Yesterday evening, I accidentally bumped into Copstick again in the queue for Scots comic Richard Gadd’s show. Also in the queue, was Chortle comedy website boss Steve Bennett.

Richard Gadd recognised Copstick and Steve and, in a show of bravery, sat them in the front row. I sat with them. It must have been a comic’s worst nightmare in the small venue: performing at times only about 18 inches away from the two most-read reviewers in British comedy… and a fat, bald bloke who was clearly a bit too old for a comedy show.

Towards the end, Richard Gadd started eating the heads off flowers.

After the show, Copstick said to me: “It’s a bit dangerous eating flowers. Some can be poisonous.”

“He’s probably researched it is OK to eat those particular ones,” I suggested. Then I thought about Richard Gadd’s show. “Maybe not,” I added.

Blanche Cameron, Lewis Schaffer, Heather Stevens

Heather Stevens in normal Edinburgh pose

I went to bed early last night – early for Edinburgh – just before 2.00am.

At 1.56am, I got a text from Heather Stevens, the primus inter pares of comedian Lewis Schaffer’s entourage. Heather is a woman who seems to know everyone and to be everywhere at this year’s Fringe. Her text said simply:

“The phrase John Fleming’s spunk in her eye featured in Jeff Leach‘s rap battle against Sofie Hagen tonight.”

I know no more, dear reader, except that I am innocent. I have never talked at any length with Jeff Leach. I have never talked at all to Sofie Hagen. I have a notoriously bad memory but, if such an incident had happened, I feel sure even I would have remembered it.

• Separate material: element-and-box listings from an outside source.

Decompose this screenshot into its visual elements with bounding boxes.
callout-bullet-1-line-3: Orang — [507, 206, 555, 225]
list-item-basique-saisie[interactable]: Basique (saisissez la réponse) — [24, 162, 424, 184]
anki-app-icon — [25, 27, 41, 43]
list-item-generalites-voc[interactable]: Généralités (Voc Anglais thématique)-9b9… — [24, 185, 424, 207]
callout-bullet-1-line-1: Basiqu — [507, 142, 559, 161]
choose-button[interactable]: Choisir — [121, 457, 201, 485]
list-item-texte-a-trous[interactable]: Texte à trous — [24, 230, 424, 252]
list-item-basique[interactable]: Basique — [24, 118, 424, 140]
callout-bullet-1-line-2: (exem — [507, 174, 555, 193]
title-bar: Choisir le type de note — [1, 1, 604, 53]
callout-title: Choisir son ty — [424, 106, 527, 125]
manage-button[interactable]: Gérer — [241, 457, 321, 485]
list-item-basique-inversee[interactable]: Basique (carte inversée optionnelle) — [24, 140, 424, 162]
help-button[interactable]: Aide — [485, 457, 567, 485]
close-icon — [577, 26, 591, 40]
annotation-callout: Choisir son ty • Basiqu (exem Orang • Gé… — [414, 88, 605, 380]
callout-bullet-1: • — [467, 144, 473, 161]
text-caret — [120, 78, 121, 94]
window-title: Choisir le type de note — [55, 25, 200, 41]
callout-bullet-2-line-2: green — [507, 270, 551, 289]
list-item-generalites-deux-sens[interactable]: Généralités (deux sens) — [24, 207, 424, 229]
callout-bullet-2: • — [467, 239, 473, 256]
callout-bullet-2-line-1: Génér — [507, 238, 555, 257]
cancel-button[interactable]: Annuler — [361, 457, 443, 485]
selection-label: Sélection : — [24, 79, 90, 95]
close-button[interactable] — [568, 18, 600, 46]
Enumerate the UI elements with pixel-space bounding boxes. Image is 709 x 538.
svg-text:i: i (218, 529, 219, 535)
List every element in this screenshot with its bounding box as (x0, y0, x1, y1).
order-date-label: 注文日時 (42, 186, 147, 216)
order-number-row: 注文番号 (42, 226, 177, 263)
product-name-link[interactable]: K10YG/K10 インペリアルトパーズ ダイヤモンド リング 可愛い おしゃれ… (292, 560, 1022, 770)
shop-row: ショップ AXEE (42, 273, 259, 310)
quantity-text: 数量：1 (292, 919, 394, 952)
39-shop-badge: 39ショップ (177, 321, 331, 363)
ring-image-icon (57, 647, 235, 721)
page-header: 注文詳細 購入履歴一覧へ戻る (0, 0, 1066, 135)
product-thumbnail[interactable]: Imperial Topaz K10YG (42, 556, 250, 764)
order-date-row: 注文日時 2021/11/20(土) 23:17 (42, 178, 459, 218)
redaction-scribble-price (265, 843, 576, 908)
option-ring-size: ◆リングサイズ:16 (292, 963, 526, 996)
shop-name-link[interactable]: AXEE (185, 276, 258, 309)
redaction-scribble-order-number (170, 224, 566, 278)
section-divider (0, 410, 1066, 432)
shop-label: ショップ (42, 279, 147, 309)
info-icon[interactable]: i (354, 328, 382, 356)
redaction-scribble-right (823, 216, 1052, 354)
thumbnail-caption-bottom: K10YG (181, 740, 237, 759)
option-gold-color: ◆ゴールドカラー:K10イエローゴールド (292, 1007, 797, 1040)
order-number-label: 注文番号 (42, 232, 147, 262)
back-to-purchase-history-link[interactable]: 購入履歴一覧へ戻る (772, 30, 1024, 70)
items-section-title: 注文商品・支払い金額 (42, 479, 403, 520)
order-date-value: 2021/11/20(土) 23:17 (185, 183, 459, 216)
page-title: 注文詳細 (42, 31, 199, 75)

All I know is that I feel soiled. Desperately soiled.

2 Comments

Filed under Comedy

2 responses to “Edinburgh Fringe: Comic Jim Davidson faces the alternative comedy Fascists and I am maligned by comic Jeff Leach

  1. Very congenial way to while away a Fringe afternoon; thank-you both

  2. stephenod72

    What Jim Davidson really needs is an unimpeachable comedy endorsement from the likes of Ricky Gervais or Stephen K Amos, and to put an ironic spin on his character Chalky.
    On the other hand, he could make speeches at the odd anti-war rally.